An Oklahoma Non-Disclosure Agreement (NDA) is a vital tool for safeguarding confidential information. It ensures that sensitive data, including client lists and proprietary business strategies, remains secure when shared with involved parties. NDAs can take the form of “unilateral” or “mutual” agreements, with the former obligating a single party to confidentiality while the latter binds both parties.
Oklahoma NDA Laws Overview
- Governing Laws: Okla. Stat. tit. 78, §§ 85-94 (Uniform Trade Secrets Act).
- Statute of Limitation: After an NDA violation, a misappropriation claim must be filed within three years (§ 91).
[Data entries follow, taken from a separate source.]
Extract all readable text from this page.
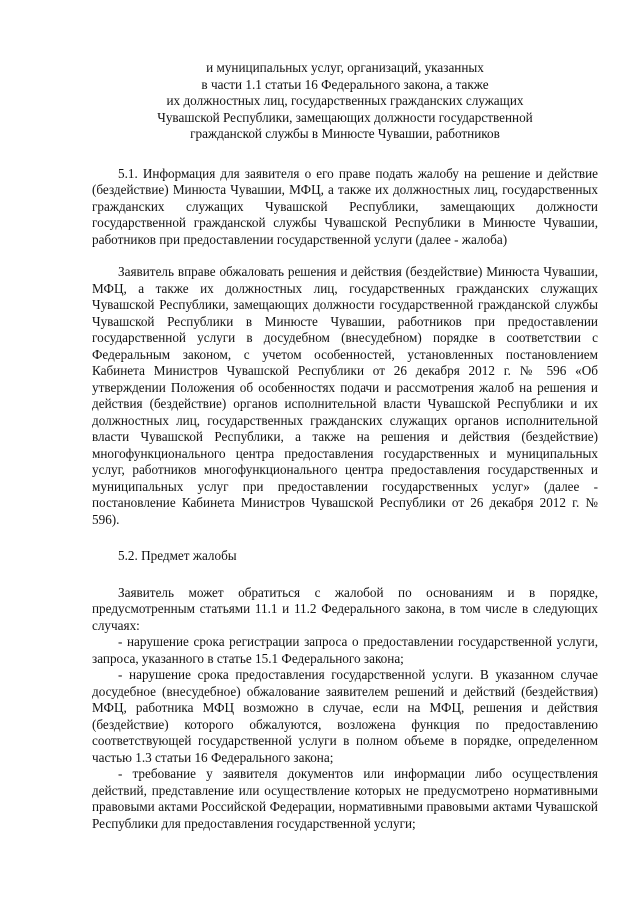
и муниципальных услуг, организаций, указанных
в части 1.1 статьи 16 Федерального закона, а также
их должностных лиц, государственных гражданских служащих
Чувашской Республики, замещающих должности государственной
гражданской службы в Минюсте Чувашии, работников

5.1. Информация для заявителя о его праве подать жалобу на решение и действие (бездействие) Минюста Чувашии, МФЦ, а также их должностных лиц, государственных гражданских служащих Чувашской Республики, замещающих должности государственной гражданской службы Чувашской Республики в Минюсте Чувашии, работников при предоставлении государственной услуги (далее - жалоба)

Заявитель вправе обжаловать решения и действия (бездействие) Минюста Чувашии, МФЦ, а также их должностных лиц, государственных гражданских служащих Чувашской Республики, замещающих должности государственной гражданской службы Чувашской Республики в Минюсте Чувашии, работников при предоставлении государственной услуги в досудебном (внесудебном) порядке в соответствии с Федеральным законом, с учетом особенностей, установленных постановлением Кабинета Министров Чувашской Республики от 26 декабря 2012 г. № 596 «Об утверждении Положения об особенностях подачи и рассмотрения жалоб на решения и действия (бездействие) органов исполнительной власти Чувашской Республики и их должностных лиц, государственных гражданских служащих органов исполнительной власти Чувашской Республики, а также на решения и действия (бездействие) многофункционального центра предоставления государственных и муниципальных услуг, работников многофункционального центра предоставления государственных и муниципальных услуг при предоставлении государственных услуг» (далее - постановление Кабинета Министров Чувашской Республики от 26 декабря 2012 г. № 596).

5.2. Предмет жалобы

Заявитель может обратиться с жалобой по основаниям и в порядке, предусмотренным статьями 11.1 и 11.2 Федерального закона, в том числе в следующих случаях:

- нарушение срока регистрации запроса о предоставлении государственной услуги, запроса, указанного в статье 15.1 Федерального закона;

- нарушение срока предоставления государственной услуги. В указанном случае досудебное (внесудебное) обжалование заявителем решений и действий (бездействия) МФЦ, работника МФЦ возможно в случае, если на МФЦ, решения и действия (бездействие) которого обжалуются, возложена функция по предоставлению соответствующей государственной услуги в полном объеме в порядке, определенном частью 1.3 статьи 16 Федерального закона;

- требование у заявителя документов или информации либо осуществления действий, представление или осуществление которых не предусмотрено нормативными правовыми актами Российской Федерации, нормативными правовыми актами Чувашской Республики для предоставления государственной услуги;
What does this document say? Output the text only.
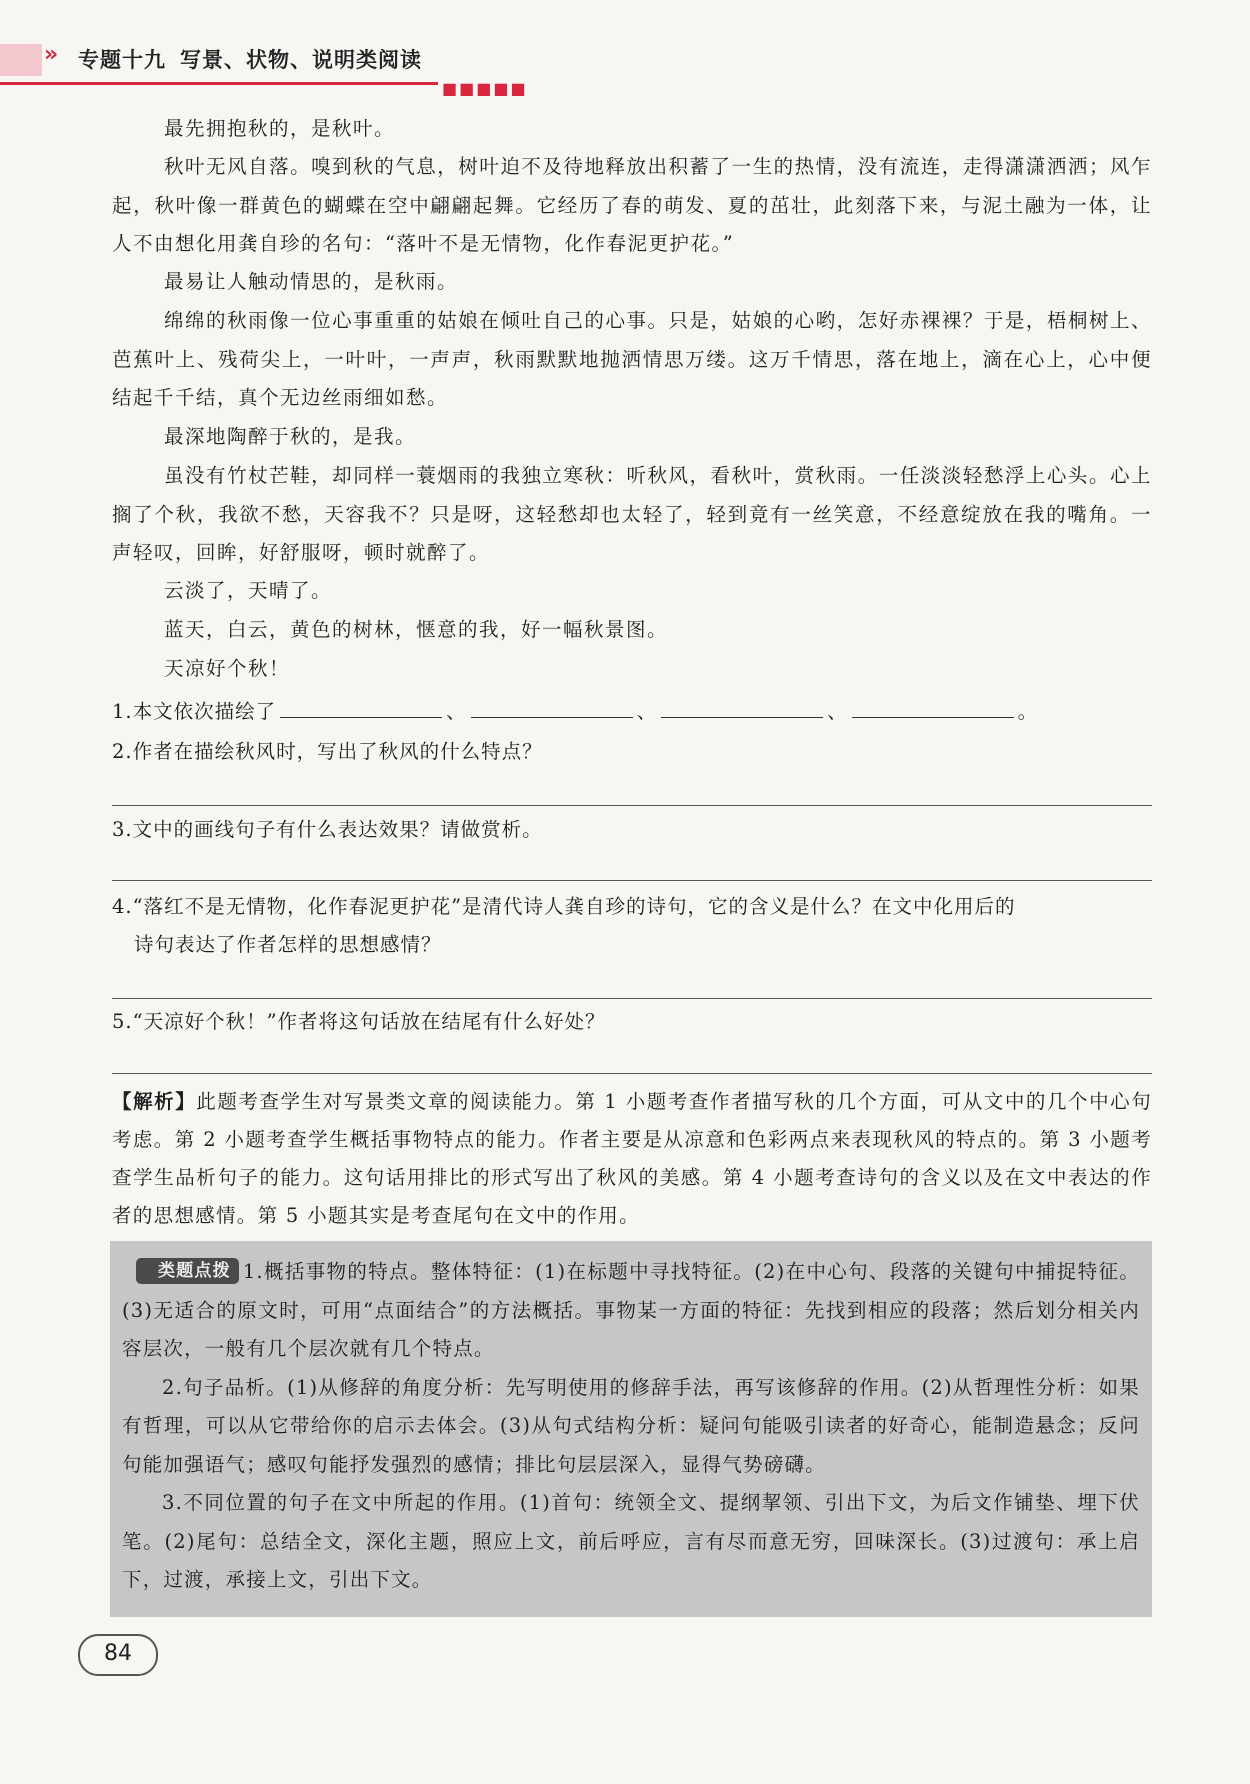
» 专题十九 写景、状物、说明类阅读
■■■■■
最先拥抱秋的，是秋叶。
秋叶无风自落。嗅到秋的气息，树叶迫不及待地释放出积蓄了一生的热情，没有流连，走得潇潇洒洒；风乍起，秋叶像一群黄色的蝴蝶在空中翩翩起舞。它经历了春的萌发、夏的茁壮，此刻落下来，与泥土融为一体，让人不由想化用龚自珍的名句：“落叶不是无情物，化作春泥更护花。”
最易让人触动情思的，是秋雨。
绵绵的秋雨像一位心事重重的姑娘在倾吐自己的心事。只是，姑娘的心哟，怎好赤裸裸？于是，梧桐树上、芭蕉叶上、残荷尖上，一叶叶，一声声，秋雨默默地抛洒情思万缕。这万千情思，落在地上，滴在心上，心中便结起千千结，真个无边丝雨细如愁。
最深地陶醉于秋的，是我。
虽没有竹杖芒鞋，却同样一蓑烟雨的我独立寒秋：听秋风，看秋叶，赏秋雨。一任淡淡轻愁浮上心头。心上搁了个秋，我欲不愁，天容我不？只是呀，这轻愁却也太轻了，轻到竟有一丝笑意，不经意绽放在我的嘴角。一声轻叹，回眸，好舒服呀，顿时就醉了。
云淡了，天晴了。
蓝天，白云，黄色的树林，惬意的我，好一幅秋景图。
天凉好个秋！
1.本文依次描绘了	、	、	、	。
2.作者在描绘秋风时，写出了秋风的什么特点？
3.文中的画线句子有什么表达效果？请做赏析。
4.“落红不是无情物，化作春泥更护花”是清代诗人龚自珍的诗句，它的含义是什么？在文中化用后的
诗句表达了作者怎样的思想感情？
5.“天凉好个秋！”作者将这句话放在结尾有什么好处？
【解析】此题考查学生对写景类文章的阅读能力。第 1 小题考查作者描写秋的几个方面，可从文中的几个中心句考虑。第 2 小题考查学生概括事物特点的能力。作者主要是从凉意和色彩两点来表现秋风的特点的。第 3 小题考查学生品析句子的能力。这句话用排比的形式写出了秋风的美感。第 4 小题考查诗句的含义以及在文中表达的作者的思想感情。第 5 小题其实是考查尾句在文中的作用。
类题点拨 1.概括事物的特点。整体特征：(1)在标题中寻找特征。(2)在中心句、段落的关键句中捕捉特征。(3)无适合的原文时，可用“点面结合”的方法概括。事物某一方面的特征：先找到相应的段落；然后划分相关内容层次，一般有几个层次就有几个特点。
2.句子品析。(1)从修辞的角度分析：先写明使用的修辞手法，再写该修辞的作用。(2)从哲理性分析：如果有哲理，可以从它带给你的启示去体会。(3)从句式结构分析：疑问句能吸引读者的好奇心，能制造悬念；反问句能加强语气；感叹句能抒发强烈的感情；排比句层层深入，显得气势磅礴。
3.不同位置的句子在文中所起的作用。(1)首句：统领全文、提纲挈领、引出下文，为后文作铺垫、埋下伏笔。(2)尾句：总结全文，深化主题，照应上文，前后呼应，言有尽而意无穷，回味深长。(3)过渡句：承上启下，过渡，承接上文，引出下文。
84
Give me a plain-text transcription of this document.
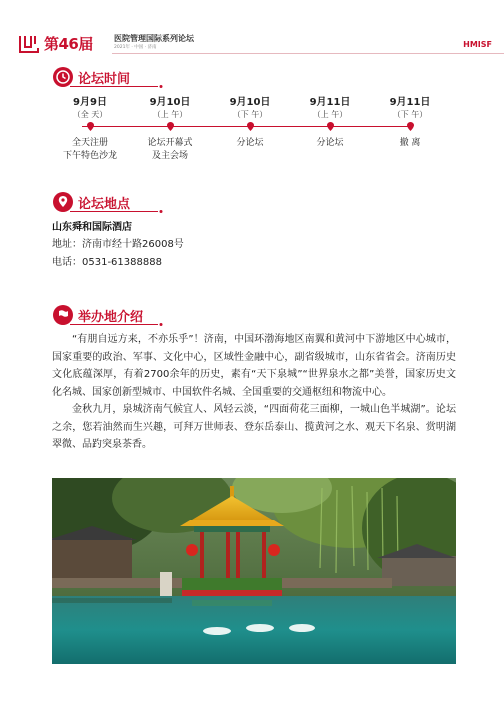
第46届	医院管理国际系列论坛
2021年 · 中国 · 济南	HMISF
论坛时间
9月9日
（全 天）
全天注册
下午特色沙龙
9月10日
（上 午）
论坛开幕式
及主会场
9月10日
（下 午）
分论坛
9月11日
（上 午）
分论坛
9月11日
（下 午）
撤 离
论坛地点
山东舜和国际酒店
地址：济南市经十路26008号
电话：0531-61388888
举办地介绍

“有朋自远方来，不亦乐乎”！济南，中国环渤海地区南翼和黄河中下游地区中心城市，国家重要的政治、军事、文化中心，区域性金融中心，副省级城市，山东省省会。济南历史文化底蕴深厚，有着2700余年的历史，素有“天下泉城”“世界泉水之都”美誉，国家历史文化名城、国家创新型城市、中国软件名城、全国重要的交通枢纽和物流中心。

金秋九月，泉城济南气候宜人、风轻云淡，“四面荷花三面柳，一城山色半城湖”。论坛之余，您若油然而生兴趣，可拜万世师表、登东岳泰山、揽黄河之水、观天下名泉、赏明湖翠微、品趵突泉茶香。
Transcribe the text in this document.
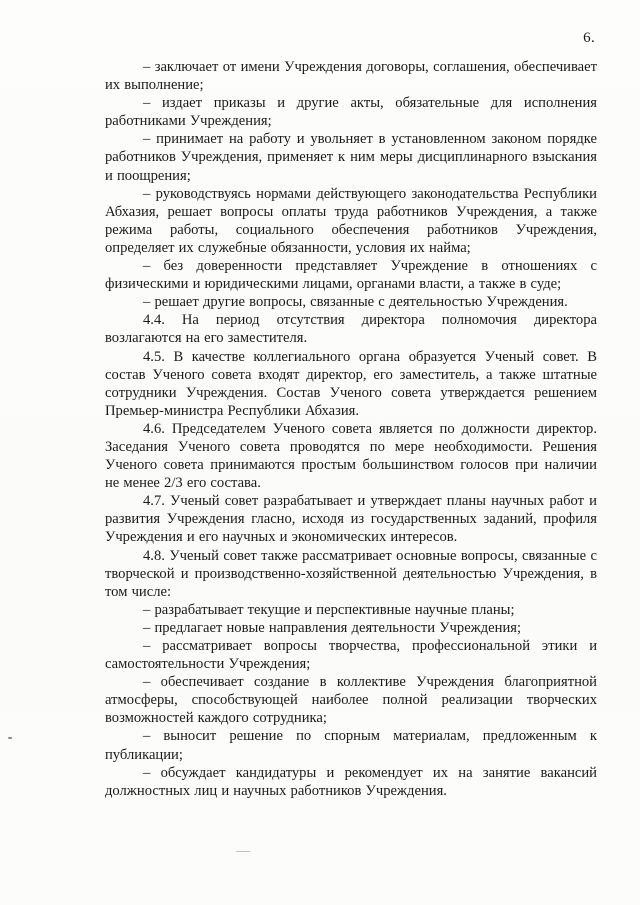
6.

– заключает от имени Учреждения договоры, соглашения, обеспечивает их выполнение;

– издает приказы и другие акты, обязательные для исполнения работниками Учреждения;

– принимает на работу и увольняет в установленном законом порядке работников Учреждения, применяет к ним меры дисциплинарного взыскания и поощрения;

– руководствуясь нормами действующего законодательства Республики Абхазия, решает вопросы оплаты труда работников Учреждения, а также режима работы, социального обеспечения работников Учреждения, определяет их служебные обязанности, условия их найма;

– без доверенности представляет Учреждение в отношениях с физическими и юридическими лицами, органами власти, а также в суде;

– решает другие вопросы, связанные с деятельностью Учреждения.

4.4. На период отсутствия директора полномочия директора возлагаются на его заместителя.

4.5. В качестве коллегиального органа образуется Ученый совет. В состав Ученого совета входят директор, его заместитель, а также штатные сотрудники Учреждения. Состав Ученого совета утверждается решением Премьер-министра Республики Абхазия.

4.6. Председателем Ученого совета является по должности директор. Заседания Ученого совета проводятся по мере необходимости. Решения Ученого совета принимаются простым большинством голосов при наличии не менее 2/3 его состава.

4.7. Ученый совет разрабатывает и утверждает планы научных работ и развития Учреждения гласно, исходя из государственных заданий, профиля Учреждения и его научных и экономических интересов.

4.8. Ученый совет также рассматривает основные вопросы, связанные с творческой и производственно-хозяйственной деятельностью Учреждения, в том числе:

– разрабатывает текущие и перспективные научные планы;

– предлагает новые направления деятельности Учреждения;

– рассматривает вопросы творчества, профессиональной этики и самостоятельности Учреждения;

– обеспечивает создание в коллективе Учреждения благоприятной атмосферы, способствующей наиболее полной реализации творческих возможностей каждого сотрудника;

– выносит решение по спорным материалам, предложенным к публикации;

– обсуждает кандидатуры и рекомендует их на занятие вакансий должностных лиц и научных работников Учреждения.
- Trade Secret Definition (§ 86(4)):
“Trade secret” means information, including a formula, pattern, compilation, program, device, method, technique or process, that:
a. derives independent economic value, actual or potential, from not being generally known to, and not being readily ascertainable by proper means by, other persons who can obtain economic value from its disclosure or use, and
b. is the subject of efforts that are reasonable under the circumstances to maintain its secrecy.
Are NDAs Enforceable in Oklahoma?
Yes. NDAs are enforceable in Oklahoma, but the agreement must be reasonable in scope and duration. The NDA should specifically define what information is considered confidential and must not impose excessive restrictions on the receiving party. Oklahoma courts will generally uphold NDAs that are fair and protect legitimate business interests.